Un recensement sans jugement de valeur
Anecdote relevée par le travail fouillé des historiens, auquel a participé la chercheuse à l’IHEID Aline Zuber: Ami Butini avait fait cadeau en 1758 à la Bibliothèque de Genève des spécimens de la flore et de la faune de la colonie, conservés dans du rhum, ainsi qu’une bouteille contenant le fœtus d’un bébé d’origine africaine.
On pourrait multiplier ici les exemples de faits méconnus de l’héritage colonial genevois minutieusement répertoriés par les historiens. Lors de la présentation de leur travail, ils ont insisté sur le fait que leur recensement n’exprime pas de jugements de valeur sur les événements, les personnes ou les familles mentionnés. Ils ne donnent pas non plus de solutions sur la manière dont la Municipalité devrait traiter cet héritage colonial, débat qui anime maintes villes dans le monde. Mais ils énumèrent des pistes, sur la base notamment de ce qui se fait ou s’est fait ailleurs.

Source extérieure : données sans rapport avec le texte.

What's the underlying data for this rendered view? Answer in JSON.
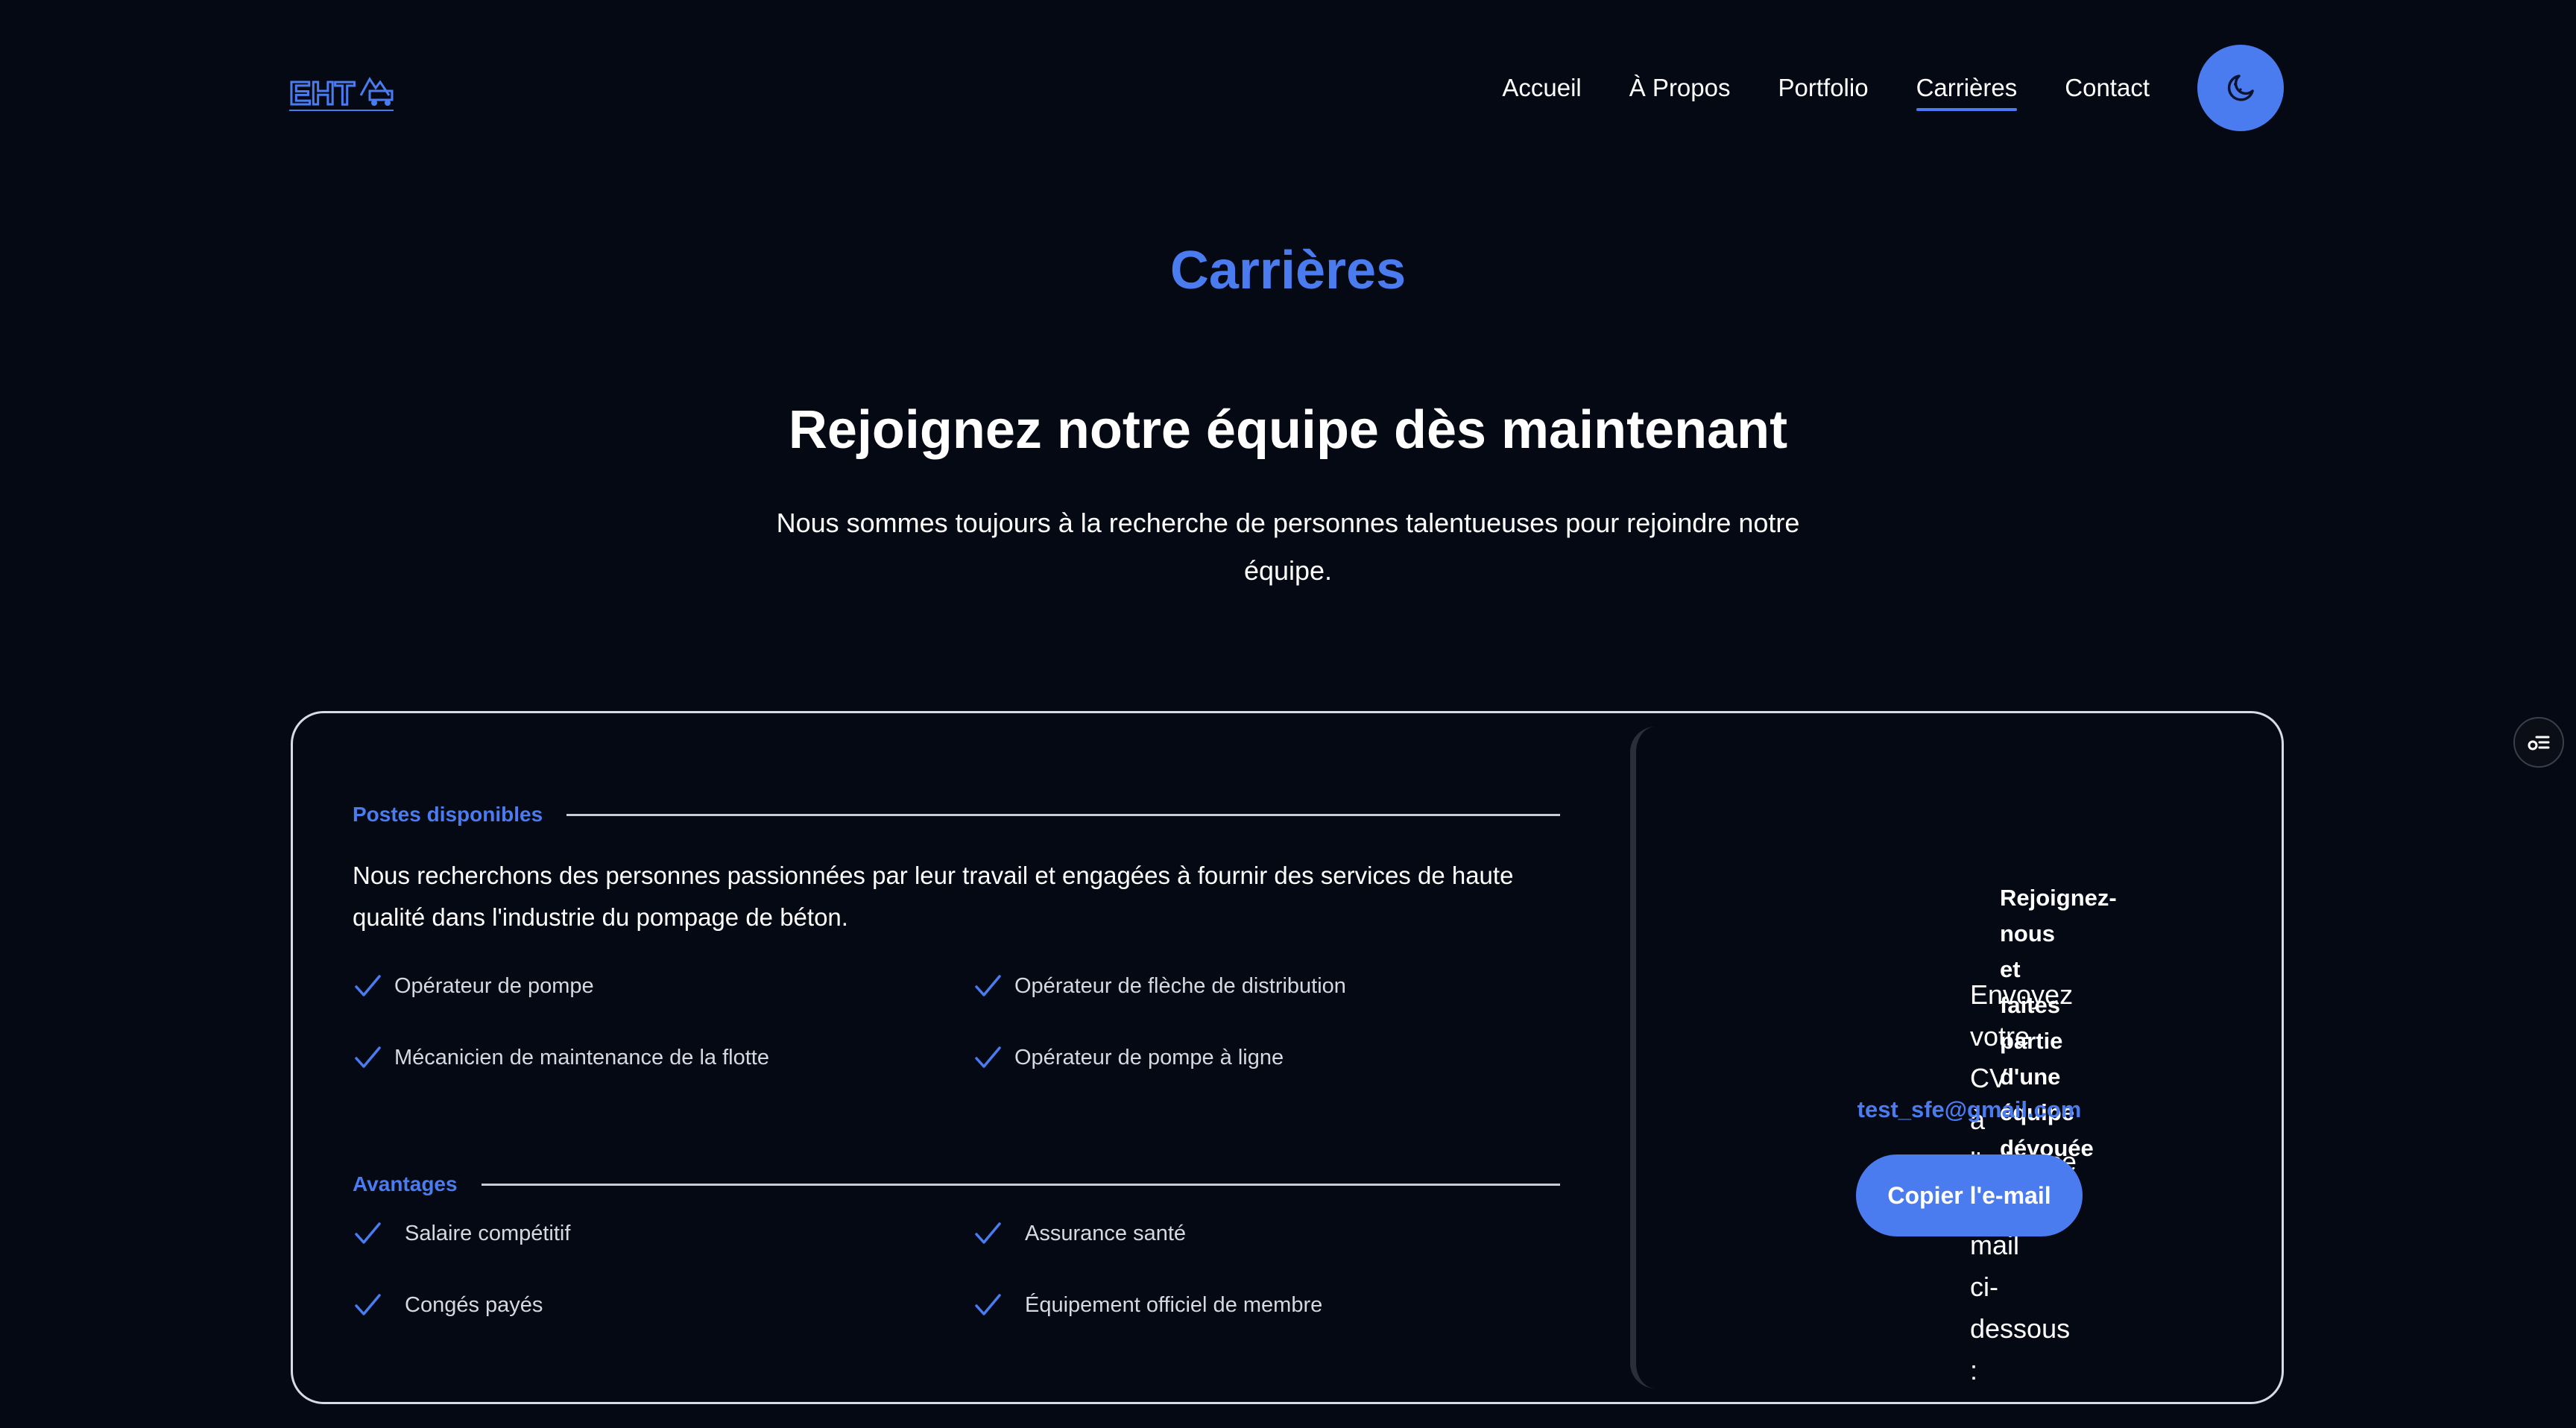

Pas déboulonner, expliquer
Faut-il déboulonner des statues, les détruire ou les déshonorer publiquement? Faut-il au contraire ne rien faire ou simplement recontextualiser l’époque dans laquelle des idéologies racialistes et esclavagistes se sont développées? Ou choisir une voie médiane, en optant pour un dédoublement des récits? En 2020, une motion réclamait non seulement un inventaire – c’est donc fait – mais aussi la pose de plaques explicatives autour des bustes ou noms controversés permettant au public d’apprendre d’autres faits que ceux rapportés par des récits construits, bien souvent destinés à glorifier une institution, une ville, un territoire.
Pour l’heure, il n’est pas encore question de trancher, ont expliqué devant les médias les conseillers administratifs Sami Kanaan et Alfonso Gomez. Plutôt de mettre à jour de nouvelles connaissances sur un passé parfois méconnu des Genevois, pas ou peu enseigné dans les écoles. C’est le rôle de cet inventaire, première base solide pour construire une réflexion autour d’un potentiel travail de justice mémorielle. Des débats dans le cadre du FIFDH, qui s’ouvre vendredi à Genève, et au cours de la Semaine contre le racisme (du 20 au 28 mars), permettront d’amorcer la discussion.